Ich fahre einen DF60A ist ja der selbe Motor wie der 40 ps ( bloß offen ) und bin sehr zufrieden damit #6 Sparsamer im Verbrauch geht es wohl fast nicht mehr und die ruhige Laufkultur ist auch Bombe ...
man hört und liest über jeden Motortyp gutes und schlechtes |kopfkrat
letztlich ist es ne Glaubens Frage :m und Vor allem vom Service.....


----------



## volkerm (14. März 2016)

*AW: Evinrude Etec oder Suzuki*

Der Zweitakter hat aufgrund seines Funktionsprinzips mehr Drehmoment und ein aggressiveres Ansprechverhalten als ein Viertakt- Sauger.


----------



## pat700toc (14. März 2016)

*AW: Evinrude Etec oder Suzuki*



volkerm schrieb:


> Der Zweitakter hat aufgrund seines Funktionsprinzips mehr Drehmoment und ein aggressiveres Ansprechverhalten als ein Viertakt- Sauger.


So ist es.
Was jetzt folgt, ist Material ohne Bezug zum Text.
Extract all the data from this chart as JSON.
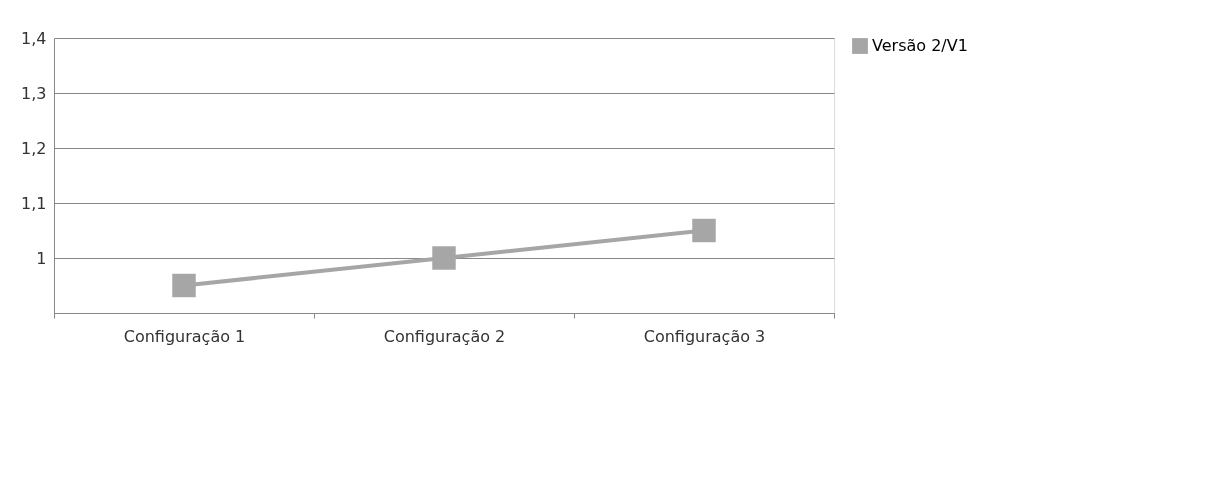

Ich kann es bestätigen! Mein 30iger hat einen neuen 40iger Yamaha liegen lassen. Aber sowas von.

Gesendet von meinem SM-G920F mit Tapatalk


----------



## Dorschbremse (14. März 2016)

*AW: Evinrude Etec oder Suzuki*



pat700toc schrieb:


> So ist es. Ich kann es bestätigen! Mein 30iger hat einen neuen 40iger Yamaha liegen lassen. Aber sowas von.
> 
> Gesendet von meinem SM-G920F mit Tapatalk



Am gleichen Boot? Mit einer aufs Boot abgestimmten Schraube? 
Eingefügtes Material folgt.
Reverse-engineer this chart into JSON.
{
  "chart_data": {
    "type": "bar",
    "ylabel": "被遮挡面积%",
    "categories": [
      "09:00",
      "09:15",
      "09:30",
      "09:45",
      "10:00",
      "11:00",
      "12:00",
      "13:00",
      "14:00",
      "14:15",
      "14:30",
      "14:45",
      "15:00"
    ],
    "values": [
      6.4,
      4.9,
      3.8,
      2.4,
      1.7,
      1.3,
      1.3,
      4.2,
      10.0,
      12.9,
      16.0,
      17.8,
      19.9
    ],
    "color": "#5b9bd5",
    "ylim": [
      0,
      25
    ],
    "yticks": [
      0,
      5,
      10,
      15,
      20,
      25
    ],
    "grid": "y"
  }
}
Wer einfach den Standardprop drauflässt,  vermiest sich einiges 

Zur Ursprungsfrage- Ich würde es vom Servicenetz / der Werkstatt abhängig machen,  welchen Motor ich anschaffe. In dieser PS - Klasse kann man noch nicht Performanceverlust im direkten Vergleich sprechen,  eher von geringfügigen Unterschieden. 
Zuverlässig sind im Prinzip beide.

Der Hinweis zur Ölklasse TCW3 stimmt nicht bei allen Etec- Modellen - manche benötigen ein spezielles Öl nach Freigabe (ich glaube XD100)


----------



## Chips (14. März 2016)

*AW: Evinrude Etec oder Suzuki*

Hallo,

habe mir letztes Jahr einen neuen 70 PS Suzi gekauft, war im 
Sommer 3 Wochen mit in Norge, ist gut gelaufen und sparsam.

Nach 2 Wochen ging der Motor aber am schalthebel nicht mehr runterzutrimmen, musste immer ins Heck und direkt am Motor
auf den Knopf drücken.

Nach dem Urlaub zur Erstwartung in die Werkstatt und die fehlende Trimmung bemängelt, der Meister drückt auf den Knopf am Schalthebel und.......der Motor trimmt runter,
funktioniert wieder.
Aber ein blödes Gefühl bleibt doch.

Ansonsten bin ich von der neuen Multtifunktionsanzeige beim
Suzuki begeistert, ist wie beim Bordcomputer im Auto.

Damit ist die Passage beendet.